When Work is More Than a Job – Carla Javits

REDF believes in the power of work. Having a job is a fundamental building block for individuals, families and communities. The recession and resulting loss of jobs weakened our country and our recovery has captivated that national psyche. Advertising campaigns – like this one from REDF’s San Francisco neighbor, Levi Strauss – were built around the power of work to restore what had been lost when “things got broken.” And who was not inspired by Chevy’s iconic Superbowl commercial about farmers and Paul Harvey’s words about men “who’d plow deep and straight and not cut corners.” Our work is the expression of our highest aspirations and a sublime reflection of our drive, optimism, creativity, and sense of community.

So we should all be alarmed that roughly 20 million people in our country—roughly 10% of working age adults—are persistently without a job even though they want to work and are capable of doing so. This exclusion harms them and our country socially and economically because instead of contributing their energy and talent to value creation, they depend on public subsidies to meet basic needs. Many get caught up in the welfare, justice, and health care systems that do little to rehabilitate, restore, or resolve. We all know that these are poor substitutes for the resources, stability and networks that flow from having a job, and lead to self-sufficiency and resilience

Clara Miller, the new head of the F.B. Heron Foundation noted in her blog that, “as the mainstream evolves, we must invest in models of innovation that share future value with those now excluded or unserved, and at the center of this proposition is work. The first and most fundamental prerequisite to helping people help themselves out of poverty is reliable work for adequate pay.”
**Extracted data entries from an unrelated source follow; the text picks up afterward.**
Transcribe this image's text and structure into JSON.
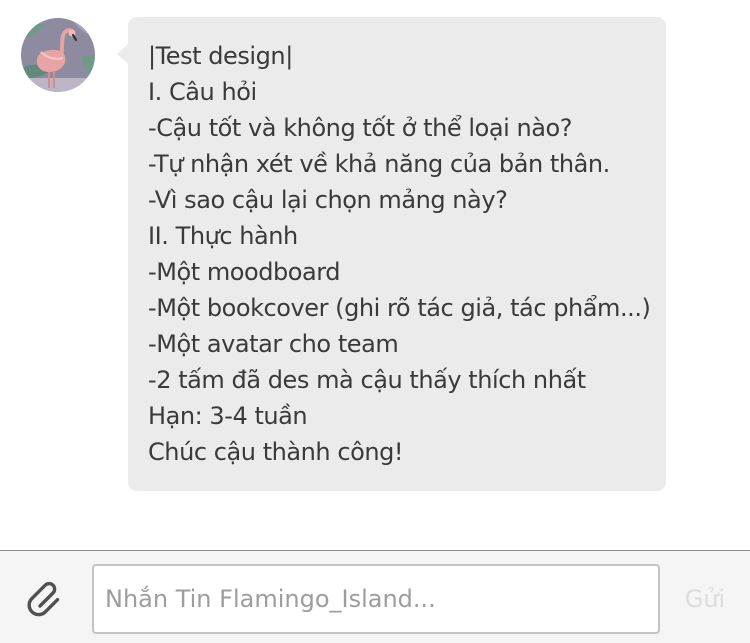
{
  "message": {
    "sender_avatar": "flamingo-avatar",
    "lines": [
      "|Test design|",
      "I. Câu hỏi",
      "-Cậu tốt và không tốt ở thể loại nào?",
      "-Tự nhận xét về khả năng của bản thân.",
      "-Vì sao cậu lại chọn mảng này?",
      "II. Thực hành",
      "-Một moodboard",
      "-Một bookcover (ghi rõ tác giả, tác phẩm...)",
      "-Một avatar cho team",
      "-2 tấm đã des mà cậu thấy thích nhất",
      "Hạn: 3-4 tuần",
      "Chúc cậu thành công!"
    ]
  },
  "composer": {
    "attach_icon": "paperclip-icon",
    "input_value": "",
    "input_placeholder": "Nhắn Tin Flamingo_Island...",
    "send_label": "Gửi"
  },
  "colors": {
    "bubble": "#ebebeb",
    "text": "#3a3a3a",
    "composer_bg": "#f5f5f5",
    "placeholder": "#9d9d9d",
    "send_disabled": "#dcdcdc"
  }
}
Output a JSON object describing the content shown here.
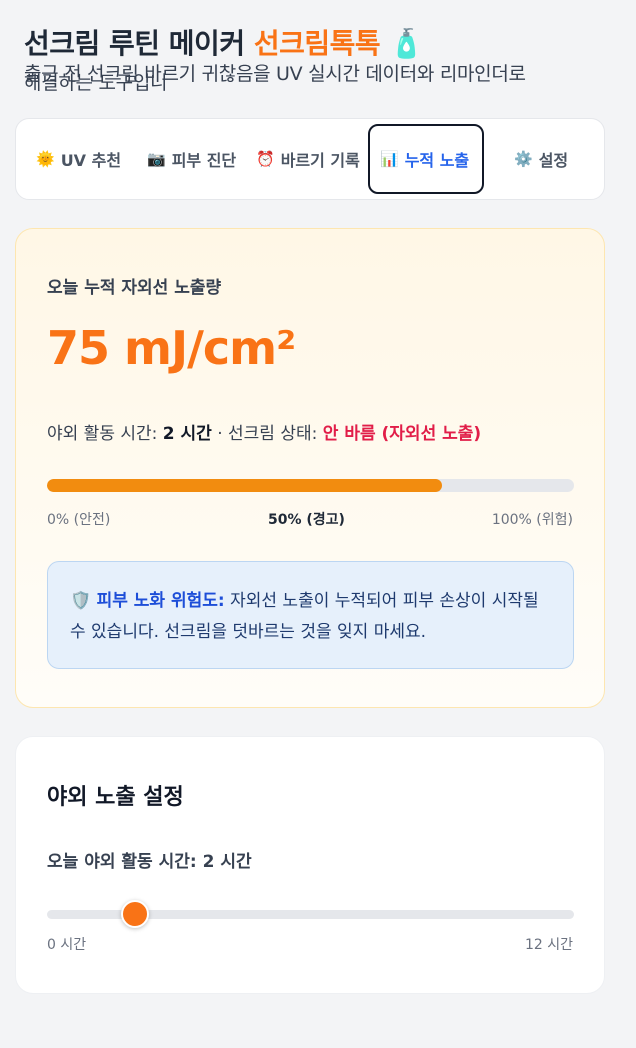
{
  "header": {
    "title": "선크림 루틴 메이커",
    "brand": "선크림톡톡",
    "brand_icon": "🧴",
    "subtitle_line1": "출근 전 선크림 바르기 귀찮음을 UV 실시간 데이터와 리마인더로",
    "subtitle_line2": "해결하는 도구입니"
  },
  "tabs": [
    {
      "icon": "🌞",
      "label": "UV 추천"
    },
    {
      "icon": "📷",
      "label": "피부 진단"
    },
    {
      "icon": "⏰",
      "label": "바르기 기록"
    },
    {
      "icon": "📊",
      "label": "누적 노출",
      "active": true
    },
    {
      "icon": "⚙️",
      "label": "설정"
    }
  ],
  "exposure": {
    "label": "오늘 누적 자외선 노출량",
    "value": "75 mJ/cm²",
    "activity_prefix": "야외 활동 시간: ",
    "activity_hours": "2 시간",
    "sunscreen_prefix": " · 선크림 상태: ",
    "sunscreen_status": "안 바름 (자외선 노출)",
    "progress_fraction": 0.75,
    "scale_left": "0% (안전)",
    "scale_mid": "50% (경고)",
    "scale_right": "100% (위험)",
    "risk_icon": "🛡️",
    "risk_title": "피부 노화 위험도:",
    "risk_text": " 자외선 노출이 누적되어 피부 손상이 시작될 수 있습니다. 선크림을 덧바르는 것을 잊지 마세요."
  },
  "settings": {
    "title": "야외 노출 설정",
    "slider_prefix": "오늘 야외 활동 시간: ",
    "slider_value_text": "2 시간",
    "slider_value": 2,
    "slider_min": 0,
    "slider_max": 12,
    "min_label": "0 시간",
    "max_label": "12 시간"
  },
  "colors": {
    "accent": "#f97316",
    "active_tab": "#2563eb",
    "danger": "#e11d48",
    "progress": "#f28c0f"
  }
}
The fact that so many people are not working, coupled with the ingenuity and ethic at the core of our national identity, should challenge us to do better. We must pay more attention to the interdependency of our economic recovery, national identity, and connecting the chronically unemployed to jobs.

REDF was founded on the principle that harnessing the power of the market is a channel for scaling social impact. We do this by helping entrepreneurial organizations launch and grow businesses that employ individuals facing the greatest barriers to work. This double-bottom line approach seeks both a financial and social return. As a great example of social enterprise, Greyston Bakery in New York explained it well when they said, “we don’t hire people to make brownies, we make brownies in order to hire people.”

By focusing on workers, social enterprises can be a pipeline of front-line talent for the US economy. Their growth can be fueled by the purchases of consumers and businesses whose values motivate them to do more than just “get a good deal” when the offering is a competitively priced, high-quality social enterprise good or service. Capital from philanthropy and government can fuel start-up costs and the services that make social enterprise employees successful and keep them in the workforce.

It’s time to return community development and the nation to our roots, and lead the world by focusing business, government, and the social sector on widespread job creation so that everyone has the chance to contribute and thrive.